E os streamings? Netflix, Amazon, Mubi ou qualquer outra ótima ferramenta dos novos tempos NUNCA irão substituir assistir a um filme em uma sala de cinema. Seja ela qual for e do tamanho que for. A mágica existe dentro do cinema, os filmes são feitos pensando em serem exibidos naquela imensa tela (mesmo poucos conseguindo a façanha). Os streamings são complementos, janelas secundárias que uma corrente que vem crescendo rapidamente luta para torná-la muito competitiva com a sala de cinema o que de fato deve acontecer em breve, fator que vai reduzir demais as salas que temos.

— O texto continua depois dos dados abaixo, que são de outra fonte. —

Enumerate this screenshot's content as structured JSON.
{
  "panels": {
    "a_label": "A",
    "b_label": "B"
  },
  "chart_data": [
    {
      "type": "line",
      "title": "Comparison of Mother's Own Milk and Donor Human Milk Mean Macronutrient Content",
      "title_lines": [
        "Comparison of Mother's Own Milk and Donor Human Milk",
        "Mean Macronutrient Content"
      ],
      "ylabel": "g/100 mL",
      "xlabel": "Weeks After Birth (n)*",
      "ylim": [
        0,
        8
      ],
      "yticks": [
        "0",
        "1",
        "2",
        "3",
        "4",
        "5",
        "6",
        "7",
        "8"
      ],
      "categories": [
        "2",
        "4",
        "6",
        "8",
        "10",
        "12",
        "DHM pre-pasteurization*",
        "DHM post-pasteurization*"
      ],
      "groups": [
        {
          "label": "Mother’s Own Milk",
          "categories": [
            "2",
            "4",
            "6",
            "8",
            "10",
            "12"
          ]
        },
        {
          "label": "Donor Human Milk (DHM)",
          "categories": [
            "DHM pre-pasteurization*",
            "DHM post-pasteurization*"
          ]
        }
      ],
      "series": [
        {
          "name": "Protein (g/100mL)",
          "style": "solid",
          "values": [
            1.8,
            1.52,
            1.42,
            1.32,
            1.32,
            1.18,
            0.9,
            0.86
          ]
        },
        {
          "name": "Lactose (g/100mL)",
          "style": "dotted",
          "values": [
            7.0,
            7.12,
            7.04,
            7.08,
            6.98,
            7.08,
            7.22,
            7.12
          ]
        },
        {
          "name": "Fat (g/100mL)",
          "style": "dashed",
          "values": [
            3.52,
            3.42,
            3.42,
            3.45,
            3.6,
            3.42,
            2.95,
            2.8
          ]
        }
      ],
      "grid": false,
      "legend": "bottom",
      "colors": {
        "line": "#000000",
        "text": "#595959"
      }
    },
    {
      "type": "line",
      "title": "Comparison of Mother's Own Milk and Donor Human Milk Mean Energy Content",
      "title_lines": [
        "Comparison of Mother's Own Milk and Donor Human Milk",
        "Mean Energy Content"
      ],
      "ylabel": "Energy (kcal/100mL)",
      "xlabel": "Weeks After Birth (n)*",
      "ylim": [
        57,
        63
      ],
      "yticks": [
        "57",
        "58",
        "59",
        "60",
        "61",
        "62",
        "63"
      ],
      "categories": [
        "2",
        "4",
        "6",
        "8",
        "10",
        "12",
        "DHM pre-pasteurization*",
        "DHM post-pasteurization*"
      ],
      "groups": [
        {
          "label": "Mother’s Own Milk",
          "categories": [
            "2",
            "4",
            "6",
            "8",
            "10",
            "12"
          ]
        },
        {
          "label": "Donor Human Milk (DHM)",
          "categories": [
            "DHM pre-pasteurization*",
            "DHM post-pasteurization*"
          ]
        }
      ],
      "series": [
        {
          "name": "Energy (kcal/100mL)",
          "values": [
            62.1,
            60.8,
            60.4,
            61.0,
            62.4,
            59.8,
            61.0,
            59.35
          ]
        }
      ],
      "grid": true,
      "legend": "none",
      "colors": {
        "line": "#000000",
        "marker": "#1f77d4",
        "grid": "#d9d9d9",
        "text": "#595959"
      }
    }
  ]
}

Com toda essa loucura espalhada para qualquer pensamento que tenhamos, inclusive pra mim, escrevendo esse texto às quatro da manhã após acordar de um pesadelo que mais parecia um filme, uma coisa é certa: seja chato, valente das redes sociais, gente boa, coração bom, coração triste e outras combinações de emoções que você tenha ou possa futuramente ter, nós cinéfilos, estamos todos nos sentindo presos, olhando para uma ampola cheia de ajustes nas regras sociais, higiênicas e médicas, contando os minutos para nos encontrarmos com nosso refúgio mais próximo do sonhar. Mesmo cheios de propagandas insuportáveis, que inclusive cortam as possibilidades de serem exibidos curtas antes dos filmes (era lei isso não?), mesmo com algumas programações feitas por pessoas que não conseguem adequar cinema de qualidade com o capitalismo necessário e insistem na robótica de abocanhar o mercado sem qualidade e nenhum pingo de criatividade, uma sala de cinema sempre será o nosso lugar preferido. Seja ela qual for.